After the war a blind musician, Nelwan Katuuk, performed with the instrument over the radio on RRI Minahasa. His circa 1952 performance gave energy to reviving the kolintang, bringing the instrument back from extinction.

Petrus Kaseke continued to develop his instrument, until by 1960 he had built an instrument that encompassed three and a half octaves. He won a scholarship from the Regent of Minahasa and attended the Department of Mechanical Engineering, Gadjah Mada University. To supplement his scholarship while attending school, he played kolintang in Yogyakarta.

After earning his bachelor's degree, he used the money he had saved while playing his kolintang to start a business. At the height of his business in the 1990s, he was making as many as 10 sets of kolintangs a month and employing 20 carpenters. His business survived the monetary crisis at the end of the 1990s, shrinking to production of 1-2 sets of kolintangs a month. Many other kolintang manufacturers went bankrupt in this period.

He also put his own touch (or a "Minahasa" touch) on the angklung, a traditional Javan musical instrument. His version, made of three tubes, arranged the three so that the middle tube had the "fundamental tone". In a chord of C, the center tube was the c note, the composition of notes being 5-1-3 or g-c-e. Putting the fundamental tone in the center follows the ancestral concept of Minahasa Toar, which is from the word Tuur or the main stem, the center of balance.

He is also remembered for combining the kolintang and angklung instruments into one musical ensemble, taking the combination on tour.

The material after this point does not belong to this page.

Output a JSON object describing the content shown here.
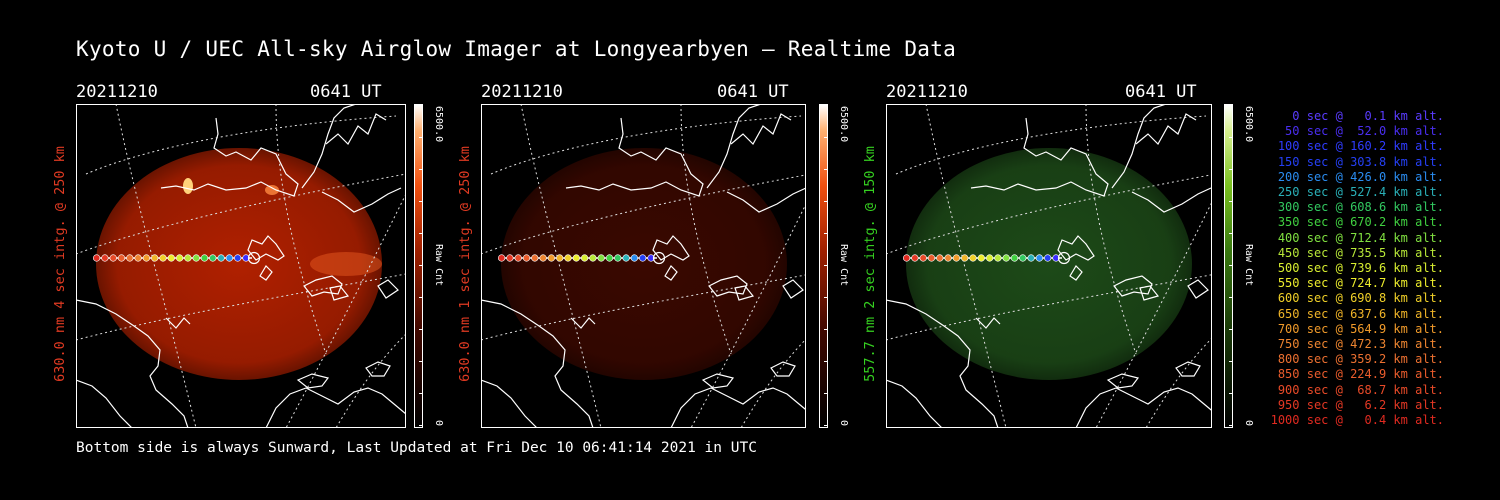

== Overseas performances ==
In spite of the kolintang being suppressed earlier for religious reasons, the kolintang has found a home in Christian faith; the group which took the kolintang and angklung instruments overseas to Sweden did so as part of the Indonesian Pentecostal Church. Kaseke may have been involved in making the group's instruments, as the article stated, "The instruments they played were made by one of the choir members." The group played both kolintangs and angklungs.

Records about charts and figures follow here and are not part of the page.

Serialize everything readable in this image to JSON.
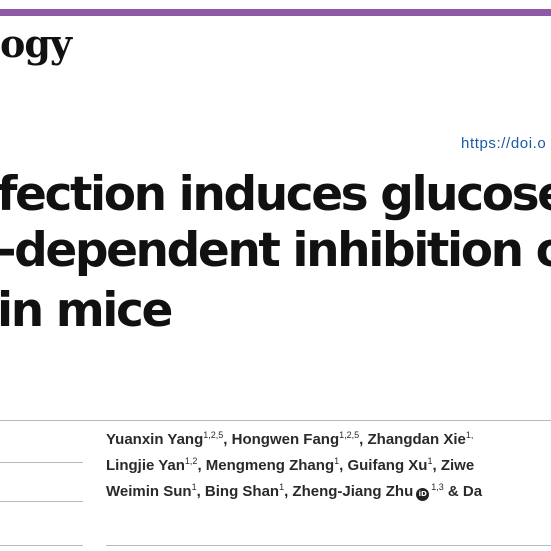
{
  "header": {
    "journal_name": "ogy",
    "doi_text": "https://doi.o"
  },
  "title": {
    "line1": "fection induces glucose d",
    "line2": "-dependent inhibition of",
    "line3": "in mice"
  },
  "authors": {
    "line1": {
      "a": "Yuanxin Yang",
      "a_sup": "1,2,5",
      "b": ", Hongwen Fang",
      "b_sup": "1,2,5",
      "c": ", Zhangdan Xie",
      "c_sup": "1,"
    },
    "line2": {
      "a": "Lingjie Yan",
      "a_sup": "1,2",
      "b": ", Mengmeng Zhang",
      "b_sup": "1",
      "c": ", Guifang Xu",
      "c_sup": "1",
      "d": ", Ziwe"
    },
    "line3": {
      "a": "Weimin Sun",
      "a_sup": "1",
      "b": ", Bing Shan",
      "b_sup": "1",
      "c": ", Zheng-Jiang Zhu",
      "c_sup": "1,3",
      "d": " & Da"
    },
    "orcid_icon": "orcid-icon",
    "orcid_glyph": "iD"
  },
  "colors": {
    "accent_bar": "#8e5aa7",
    "doi_link": "#1a5aa8",
    "text": "#111111"
  }
}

The performance in Australia also featured the kolintangs and angklungs. Kaseke appeared in a photo from that tour, with two children in front of a kolintang.

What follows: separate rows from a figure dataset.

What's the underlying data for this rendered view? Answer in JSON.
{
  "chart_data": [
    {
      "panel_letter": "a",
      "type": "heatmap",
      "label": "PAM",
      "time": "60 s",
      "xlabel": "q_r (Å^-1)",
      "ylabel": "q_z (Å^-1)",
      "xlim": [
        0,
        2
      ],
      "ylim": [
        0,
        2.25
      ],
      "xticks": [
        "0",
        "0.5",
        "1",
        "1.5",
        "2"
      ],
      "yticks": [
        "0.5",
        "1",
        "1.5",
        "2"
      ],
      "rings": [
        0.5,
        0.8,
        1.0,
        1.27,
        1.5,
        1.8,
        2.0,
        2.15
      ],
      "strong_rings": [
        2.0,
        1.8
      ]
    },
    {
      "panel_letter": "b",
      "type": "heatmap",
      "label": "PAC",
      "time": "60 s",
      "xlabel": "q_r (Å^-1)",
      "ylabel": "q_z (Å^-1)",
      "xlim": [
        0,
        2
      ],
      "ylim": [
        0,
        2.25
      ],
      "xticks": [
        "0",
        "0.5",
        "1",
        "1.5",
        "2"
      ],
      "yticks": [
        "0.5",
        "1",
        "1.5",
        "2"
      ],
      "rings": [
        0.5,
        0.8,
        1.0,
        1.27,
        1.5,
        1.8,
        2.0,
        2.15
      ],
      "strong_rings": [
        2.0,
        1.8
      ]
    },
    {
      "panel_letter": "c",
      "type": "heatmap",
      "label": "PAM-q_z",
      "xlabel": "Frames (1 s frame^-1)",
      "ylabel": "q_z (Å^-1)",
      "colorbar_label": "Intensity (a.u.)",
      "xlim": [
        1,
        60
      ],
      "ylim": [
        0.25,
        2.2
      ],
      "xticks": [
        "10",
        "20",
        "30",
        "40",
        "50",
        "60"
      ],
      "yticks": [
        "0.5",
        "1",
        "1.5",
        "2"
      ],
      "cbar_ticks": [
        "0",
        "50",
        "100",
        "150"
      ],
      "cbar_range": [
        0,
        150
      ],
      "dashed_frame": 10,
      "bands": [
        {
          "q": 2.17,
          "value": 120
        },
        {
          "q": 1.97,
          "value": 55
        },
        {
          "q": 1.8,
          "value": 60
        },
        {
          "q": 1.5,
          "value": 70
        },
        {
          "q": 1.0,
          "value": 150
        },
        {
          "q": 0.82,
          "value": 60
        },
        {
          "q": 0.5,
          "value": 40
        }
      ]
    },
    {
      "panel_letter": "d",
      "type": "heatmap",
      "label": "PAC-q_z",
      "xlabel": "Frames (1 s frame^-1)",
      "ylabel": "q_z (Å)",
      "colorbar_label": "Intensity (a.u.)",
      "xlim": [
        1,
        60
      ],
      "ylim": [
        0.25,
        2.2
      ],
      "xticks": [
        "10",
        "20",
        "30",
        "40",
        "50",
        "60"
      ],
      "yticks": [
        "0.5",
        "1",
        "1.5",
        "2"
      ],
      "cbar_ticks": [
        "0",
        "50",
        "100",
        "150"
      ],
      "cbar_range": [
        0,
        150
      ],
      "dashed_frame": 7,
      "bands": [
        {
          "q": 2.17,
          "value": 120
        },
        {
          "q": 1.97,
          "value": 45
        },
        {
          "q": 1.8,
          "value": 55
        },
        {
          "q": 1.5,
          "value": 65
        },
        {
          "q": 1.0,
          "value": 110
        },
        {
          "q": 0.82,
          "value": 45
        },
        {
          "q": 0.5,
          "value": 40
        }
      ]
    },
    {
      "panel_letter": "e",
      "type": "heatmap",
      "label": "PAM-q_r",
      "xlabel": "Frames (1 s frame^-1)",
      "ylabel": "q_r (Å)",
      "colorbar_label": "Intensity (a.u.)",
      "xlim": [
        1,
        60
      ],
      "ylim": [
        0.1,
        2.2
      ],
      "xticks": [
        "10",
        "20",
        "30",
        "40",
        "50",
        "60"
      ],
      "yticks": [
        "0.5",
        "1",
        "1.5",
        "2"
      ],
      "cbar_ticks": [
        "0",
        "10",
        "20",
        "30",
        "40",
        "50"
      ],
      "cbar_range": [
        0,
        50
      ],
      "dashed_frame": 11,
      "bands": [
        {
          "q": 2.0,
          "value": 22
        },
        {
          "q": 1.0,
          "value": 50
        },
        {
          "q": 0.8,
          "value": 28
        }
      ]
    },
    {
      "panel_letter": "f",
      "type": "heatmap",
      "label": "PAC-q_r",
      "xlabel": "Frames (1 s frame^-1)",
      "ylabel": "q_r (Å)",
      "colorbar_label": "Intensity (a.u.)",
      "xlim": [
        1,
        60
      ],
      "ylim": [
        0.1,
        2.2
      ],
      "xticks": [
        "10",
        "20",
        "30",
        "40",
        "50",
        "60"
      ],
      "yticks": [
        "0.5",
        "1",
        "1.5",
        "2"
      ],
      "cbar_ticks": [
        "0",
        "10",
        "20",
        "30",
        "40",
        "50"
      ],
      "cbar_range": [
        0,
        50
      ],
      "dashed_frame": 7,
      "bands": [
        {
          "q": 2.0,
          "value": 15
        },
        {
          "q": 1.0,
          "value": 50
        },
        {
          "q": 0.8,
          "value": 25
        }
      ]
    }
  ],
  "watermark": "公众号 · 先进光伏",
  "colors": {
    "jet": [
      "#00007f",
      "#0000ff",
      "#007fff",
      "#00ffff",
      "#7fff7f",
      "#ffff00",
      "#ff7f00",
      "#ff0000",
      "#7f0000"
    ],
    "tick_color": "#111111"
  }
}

The group to America included members of members of the university staff of the Christian University of Salatiga, the Pentecostal Church and a bible school.

- 1970 appeared in Singapore for three days.
- 1971 performed in Australia for roughly three months and visited more than 50 cities, including Canberra, with the Indonesian Ambassador to Australia, Sujitno Sukirno.
- In 1972 he performed in several New York and Los Angeles, United States cities.
- In 1973 he appeared in continental Europe, including Switzerland, Germany, Denmark and the Netherlands (with the Indonesian Ambassador to the Netherlands.

== Activities in old age and the end of his life ==
Kaseke ran his kolintang and angklung-making business until he died. His other activities included leading the Angklung Kolintang choir at the Bethany Salatiga church and teaching music at the bible school in Magelang. He continued to play the kolintang and to take his grandchildren to kolintang competitions (virtually during the Covid pandemic).

He had an advisory role at the Pinkan Regional Management Board (National Kolintang Human Association) Central Java, and wrote a textbook, Kolintang Maimo Kumolintang.